“You’re damn right you are,” Riot replies. “And you make sure she’s actually okay with all of this. Not just the door. All of it. She didn’t sign up to get dragged into club chaos because you panicked.”
I hold his stare. “I didn’t panic. I made a call.”
“And next time,” he says, voice low and final, “you make it with backup.”
I nod once. “Next time I call.”
Tank huffs a breath and shakes his head. “Man hears screaming and goes through a door. Could’ve been worse reasons.”
Riot shoots him a look, but some of the tension bleeds out of the space between us. “Still a dumb move,” Riot mutters.
“Yeah,” I say. “Maybe. But she’s safe.”
“We’ll talk after,” Riot tells him, and that’s the end of it for now.
Before Tank can push it, Mason’s voice cuts through the room.
“Time for Church.”
Everything shifts, and chairs scrape while conversations die off. Guys close in around the table until the room feels tight with bodies and attention. Mason waits until he has all of it, and then he looks around.
“Anybody got fires we need to put out?” he asks.
Quick reports roll out, and they’re short and clean. Perdition’s quiet, runs are smooth, and nothing urgent is burning. Then Tank leans forward, and the room settles deeper. “We’re done pretending this Russian shit is gonna burn itself out,” he says. “They’ve been poking at us for years with drugs and pressure and shots at our people, and they’re not leaving.”

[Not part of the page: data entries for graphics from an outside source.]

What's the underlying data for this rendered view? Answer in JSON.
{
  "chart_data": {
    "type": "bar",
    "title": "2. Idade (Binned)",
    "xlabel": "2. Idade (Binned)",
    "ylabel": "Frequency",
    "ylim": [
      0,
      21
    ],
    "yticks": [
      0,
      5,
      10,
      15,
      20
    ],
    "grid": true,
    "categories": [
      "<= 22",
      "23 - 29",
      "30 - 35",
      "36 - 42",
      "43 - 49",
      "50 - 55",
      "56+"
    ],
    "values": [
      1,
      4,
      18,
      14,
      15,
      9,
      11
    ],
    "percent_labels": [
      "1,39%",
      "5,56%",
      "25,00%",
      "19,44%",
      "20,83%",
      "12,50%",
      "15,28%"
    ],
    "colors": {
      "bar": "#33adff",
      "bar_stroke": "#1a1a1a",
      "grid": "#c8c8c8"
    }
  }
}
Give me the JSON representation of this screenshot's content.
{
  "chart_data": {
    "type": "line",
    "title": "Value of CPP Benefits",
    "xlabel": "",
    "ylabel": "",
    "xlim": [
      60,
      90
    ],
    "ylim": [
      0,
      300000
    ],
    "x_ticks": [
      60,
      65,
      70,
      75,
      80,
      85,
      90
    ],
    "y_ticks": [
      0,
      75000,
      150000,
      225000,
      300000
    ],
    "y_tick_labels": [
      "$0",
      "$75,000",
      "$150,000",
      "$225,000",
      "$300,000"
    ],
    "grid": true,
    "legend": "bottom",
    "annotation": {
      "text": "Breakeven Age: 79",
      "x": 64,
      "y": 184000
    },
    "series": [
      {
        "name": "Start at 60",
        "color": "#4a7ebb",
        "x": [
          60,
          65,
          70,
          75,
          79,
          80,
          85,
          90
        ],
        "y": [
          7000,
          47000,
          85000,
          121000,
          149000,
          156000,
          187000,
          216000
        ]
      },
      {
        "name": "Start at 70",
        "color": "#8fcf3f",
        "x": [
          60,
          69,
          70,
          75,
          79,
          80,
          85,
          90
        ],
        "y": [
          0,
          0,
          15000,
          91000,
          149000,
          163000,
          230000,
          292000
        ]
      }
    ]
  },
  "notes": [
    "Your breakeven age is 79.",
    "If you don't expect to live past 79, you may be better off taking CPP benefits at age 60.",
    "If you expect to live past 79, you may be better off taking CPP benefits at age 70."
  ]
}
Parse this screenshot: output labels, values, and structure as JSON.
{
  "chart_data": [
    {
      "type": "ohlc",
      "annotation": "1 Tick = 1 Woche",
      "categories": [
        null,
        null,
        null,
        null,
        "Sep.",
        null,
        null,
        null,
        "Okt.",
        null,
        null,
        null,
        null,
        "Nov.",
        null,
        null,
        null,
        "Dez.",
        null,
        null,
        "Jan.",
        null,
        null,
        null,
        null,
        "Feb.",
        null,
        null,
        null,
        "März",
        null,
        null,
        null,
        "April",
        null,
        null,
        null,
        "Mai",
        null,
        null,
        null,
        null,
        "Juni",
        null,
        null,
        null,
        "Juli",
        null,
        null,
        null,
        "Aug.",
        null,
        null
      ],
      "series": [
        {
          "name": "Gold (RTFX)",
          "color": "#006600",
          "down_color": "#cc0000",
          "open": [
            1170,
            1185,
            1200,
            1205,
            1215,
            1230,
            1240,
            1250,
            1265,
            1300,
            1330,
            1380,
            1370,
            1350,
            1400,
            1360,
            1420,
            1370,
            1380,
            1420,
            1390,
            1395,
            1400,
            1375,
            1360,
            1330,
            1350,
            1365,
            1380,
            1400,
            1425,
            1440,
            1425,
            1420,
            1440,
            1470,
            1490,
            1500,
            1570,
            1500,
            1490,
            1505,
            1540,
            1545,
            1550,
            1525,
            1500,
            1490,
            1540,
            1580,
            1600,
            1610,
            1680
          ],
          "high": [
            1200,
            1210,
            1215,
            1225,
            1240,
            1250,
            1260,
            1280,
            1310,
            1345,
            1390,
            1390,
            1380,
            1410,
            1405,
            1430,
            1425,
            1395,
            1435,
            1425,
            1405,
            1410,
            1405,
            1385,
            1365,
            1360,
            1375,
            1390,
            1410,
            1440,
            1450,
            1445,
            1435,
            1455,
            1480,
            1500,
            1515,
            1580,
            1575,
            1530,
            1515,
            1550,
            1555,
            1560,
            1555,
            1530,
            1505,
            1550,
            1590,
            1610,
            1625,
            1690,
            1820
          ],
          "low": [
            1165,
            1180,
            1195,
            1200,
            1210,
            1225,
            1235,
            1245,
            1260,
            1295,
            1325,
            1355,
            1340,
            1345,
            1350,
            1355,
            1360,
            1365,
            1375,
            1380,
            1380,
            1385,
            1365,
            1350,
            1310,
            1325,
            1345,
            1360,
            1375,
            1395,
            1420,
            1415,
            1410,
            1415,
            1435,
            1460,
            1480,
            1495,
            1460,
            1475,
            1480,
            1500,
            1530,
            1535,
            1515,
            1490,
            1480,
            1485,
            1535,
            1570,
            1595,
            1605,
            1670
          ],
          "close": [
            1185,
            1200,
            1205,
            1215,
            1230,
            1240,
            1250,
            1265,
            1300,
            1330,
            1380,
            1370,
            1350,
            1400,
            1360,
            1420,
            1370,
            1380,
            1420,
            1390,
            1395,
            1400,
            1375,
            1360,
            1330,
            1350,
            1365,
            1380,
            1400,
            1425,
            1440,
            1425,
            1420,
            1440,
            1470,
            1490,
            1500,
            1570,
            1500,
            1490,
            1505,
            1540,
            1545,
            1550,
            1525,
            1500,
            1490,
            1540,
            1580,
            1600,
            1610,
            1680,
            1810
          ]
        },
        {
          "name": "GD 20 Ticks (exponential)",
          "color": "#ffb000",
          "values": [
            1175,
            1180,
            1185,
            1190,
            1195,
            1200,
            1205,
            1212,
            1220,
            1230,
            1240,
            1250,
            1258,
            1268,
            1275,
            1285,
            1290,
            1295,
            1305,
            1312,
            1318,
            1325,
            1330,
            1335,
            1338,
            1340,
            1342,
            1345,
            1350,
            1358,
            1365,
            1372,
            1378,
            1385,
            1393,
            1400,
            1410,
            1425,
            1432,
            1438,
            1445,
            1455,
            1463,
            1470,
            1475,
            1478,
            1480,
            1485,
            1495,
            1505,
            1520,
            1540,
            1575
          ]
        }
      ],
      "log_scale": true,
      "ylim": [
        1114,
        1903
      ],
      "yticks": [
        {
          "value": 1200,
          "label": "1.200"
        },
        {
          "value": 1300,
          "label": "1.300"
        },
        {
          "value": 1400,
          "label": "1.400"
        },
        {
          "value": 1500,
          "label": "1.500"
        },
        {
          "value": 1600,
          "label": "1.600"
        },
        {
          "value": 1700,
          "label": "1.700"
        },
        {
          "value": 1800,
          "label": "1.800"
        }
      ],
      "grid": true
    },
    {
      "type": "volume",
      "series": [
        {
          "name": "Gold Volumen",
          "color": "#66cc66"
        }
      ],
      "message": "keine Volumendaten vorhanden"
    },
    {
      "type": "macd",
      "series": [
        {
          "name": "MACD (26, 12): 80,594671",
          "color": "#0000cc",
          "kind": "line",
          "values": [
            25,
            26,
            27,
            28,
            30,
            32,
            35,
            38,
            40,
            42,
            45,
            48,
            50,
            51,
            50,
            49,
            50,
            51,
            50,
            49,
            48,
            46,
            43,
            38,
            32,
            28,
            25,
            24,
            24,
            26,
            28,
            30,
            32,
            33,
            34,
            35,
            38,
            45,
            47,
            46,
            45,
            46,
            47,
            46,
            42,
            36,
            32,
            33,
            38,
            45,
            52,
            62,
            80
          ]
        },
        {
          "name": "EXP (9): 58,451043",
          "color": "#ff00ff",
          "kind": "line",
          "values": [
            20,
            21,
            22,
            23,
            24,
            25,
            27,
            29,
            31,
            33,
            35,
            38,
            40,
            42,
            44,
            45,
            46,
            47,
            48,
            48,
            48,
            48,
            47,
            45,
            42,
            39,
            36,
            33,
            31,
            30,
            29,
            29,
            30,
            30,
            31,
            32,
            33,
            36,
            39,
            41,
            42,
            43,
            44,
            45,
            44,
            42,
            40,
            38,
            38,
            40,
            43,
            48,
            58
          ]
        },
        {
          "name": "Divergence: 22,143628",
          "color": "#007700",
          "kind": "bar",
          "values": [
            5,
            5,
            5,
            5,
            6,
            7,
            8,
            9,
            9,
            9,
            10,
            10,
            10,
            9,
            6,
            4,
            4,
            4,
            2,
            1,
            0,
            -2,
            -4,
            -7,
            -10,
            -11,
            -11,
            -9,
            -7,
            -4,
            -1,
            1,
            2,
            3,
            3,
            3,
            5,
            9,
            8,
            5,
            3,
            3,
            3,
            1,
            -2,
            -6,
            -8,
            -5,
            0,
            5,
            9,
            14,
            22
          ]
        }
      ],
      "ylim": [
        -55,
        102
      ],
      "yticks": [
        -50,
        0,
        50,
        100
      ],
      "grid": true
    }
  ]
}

A low murmur of agreement moves through the room, and nobody looks surprised.
Riot plants his hands on the table and looks around. “They’ve been creeping back in piece by piece, and we’ve all seen it. Storage spots popping up, locals running errands, and money moving through side channels. It’s organized, and it’s getting tighter.”
“They’re getting comfortable,” Switch mutters.
“Too comfortable,” Tank agrees. “And they’re counting on us to keep reacting instead of swinging first.”
That lands heavy, and Mason’s gaze sweeps the table.
“We’re done reacting,” he says. “We take the board back.”
Piston leans in a little. “How loud do you want this?”
“Quiet at first,” Mason says. “We cut their legs out before they even know we’re moving.”
Riot nods because he’s already tracking it. “Then we hit their money and their stash at the same time. We freeze what we can, and we shut down payment routes so their people don’t get paid.”
“And the storage?” Tank asks.
“We empty it,” Riot says. “No fireworks and no mess. It’s just gone, and the spots get burned so they can’t reuse them.”
“Locals are gonna start asking questions,” Jax says.
“Good,” Mason replies. “We lean on them hard, and they either pick a side or they get out of the way.”
The room goes still because everyone’s picturing it.
“That’ll flush their leadership,” Piston says.
“It forces them to show their faces,” Riot agrees. “They won’t sit back while their cash and product dry up, and they’ll have to step in.”
Mason nods once. “That’s what we want, and we pressure them until they push back.”